Une avocate du Val-de-Marne, Pascale Taelman, décrit l’aide juridictionnelle (ce système d’aide aux plus démunis), le gain de 50 euros pour l’avocat (dont une grande partie partira en charges, lui fait remarquer la procureure) qui représente un mineur devant un juge aux affaires familiales. Le tout prenant généralement six heures de temps.

Vient ensuite Frédéric Lauféron, le directeur général de l’APCARS, une association qui réalise 17 000 enquêtes sociales rapides par an au sujet de ceux qui s’apprêtent à passer en comparution immédiate. En moins de deux heures, cette association, qui regroupe 160 professionnels, est chargée d’interroger le mis en cause, de vérifier sa situation sociale, sanitaire, ses conditions de vie. Seulement, le ministère de la justice doit à l’association 1,6 million d’euros. Plus rien n’a été payé depuis septembre par les tribunaux d’Île-de-France. « Je dois négocier avec les banques qui se rattrapent sur les frais financiers », explique-t-il, avant de décrire le stress et l’inquiétude de ses équipes.

Approche alors de la barre un représentant des services pénitentiaires d’insertion et de probation. L’homme pose benoîtement la question : « Comment voulez-vous qu’on aide à la réinsertion et qu’on prévienne la récidive en voyant une personne 30 minutes par mois ? » Pire : il arrive que des détenus sortent de prison sans jamais avoir vu un membre du service, si ce n’est le jour de leur arrivée en centre pénitentiaire.

Plusieurs témoins plaident pour que l’État soit condamné pour « mensonges à répétition », « mythomanie », « fausses promesses ». Ils ont rappelé à l’ordre : le Code pénal ne prévoit rien de tel !

Anthony Caillé, secrétaire général de la CGT-police, décrit le surmenage dû au tout-sécuritaire, le fait en période d’état d’urgence de devoir être policier 24 h/24, le tout après des milliers de suppressions de postes. Ce qui complique grandement les enquêtes judiciaires.

Puis, après que les problèmes de la Protection judiciaire de la jeunesse (PJJ) eurent été exposés, une interprète, Marie Hautbergue, vient raconter les incroyables malheurs de sa profession.
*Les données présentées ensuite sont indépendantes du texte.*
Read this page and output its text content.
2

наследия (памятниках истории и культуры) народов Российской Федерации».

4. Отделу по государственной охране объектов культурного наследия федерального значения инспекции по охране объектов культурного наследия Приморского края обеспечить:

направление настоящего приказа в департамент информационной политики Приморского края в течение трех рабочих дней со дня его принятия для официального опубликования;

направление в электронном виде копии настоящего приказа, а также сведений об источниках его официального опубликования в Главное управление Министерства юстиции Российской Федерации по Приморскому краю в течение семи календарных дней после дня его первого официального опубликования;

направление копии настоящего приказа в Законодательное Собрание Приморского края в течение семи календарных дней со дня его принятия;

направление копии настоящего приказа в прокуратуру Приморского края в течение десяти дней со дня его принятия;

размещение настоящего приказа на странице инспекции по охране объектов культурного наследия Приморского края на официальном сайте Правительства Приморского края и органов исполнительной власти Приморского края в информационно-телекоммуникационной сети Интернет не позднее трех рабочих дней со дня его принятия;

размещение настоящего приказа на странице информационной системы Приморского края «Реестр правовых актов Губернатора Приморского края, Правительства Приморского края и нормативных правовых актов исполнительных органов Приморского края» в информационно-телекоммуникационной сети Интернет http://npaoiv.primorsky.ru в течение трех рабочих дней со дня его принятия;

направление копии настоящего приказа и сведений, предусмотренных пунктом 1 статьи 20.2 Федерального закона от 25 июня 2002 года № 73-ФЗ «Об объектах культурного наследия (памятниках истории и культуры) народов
Pendant 15 ans, la Chancellerie n’a pas payé les cotisations de ces « collaborateurs occasionnels du service public », dont le statut a changé en décembre dernier. « Pas d’argent », répondait la Chancellerie. Ou « pas de logiciel pour calculer les cotisations » ! L’interprète ironise : « Le plus cocasse est quand nous participons à une opération de travail dissimulé et que nous devons notifier leurs droits aux personnes concernées alors que nous sommes à peu près dans la même situation. Sans cotisation : pas de couverture sociale – beaucoup de collègues sont à la CMU. Sans fiche de paye, allez trouver un logement. Nous n’avons pas plus de congés payés, et aucune garantie d’être rémunérés. » Certains interprètes n’ont pas reçu d’argent depuis six mois. Elle-même dit avoir dû « emprunter 2 500 euros à [s]a fille smicarde. La honte. »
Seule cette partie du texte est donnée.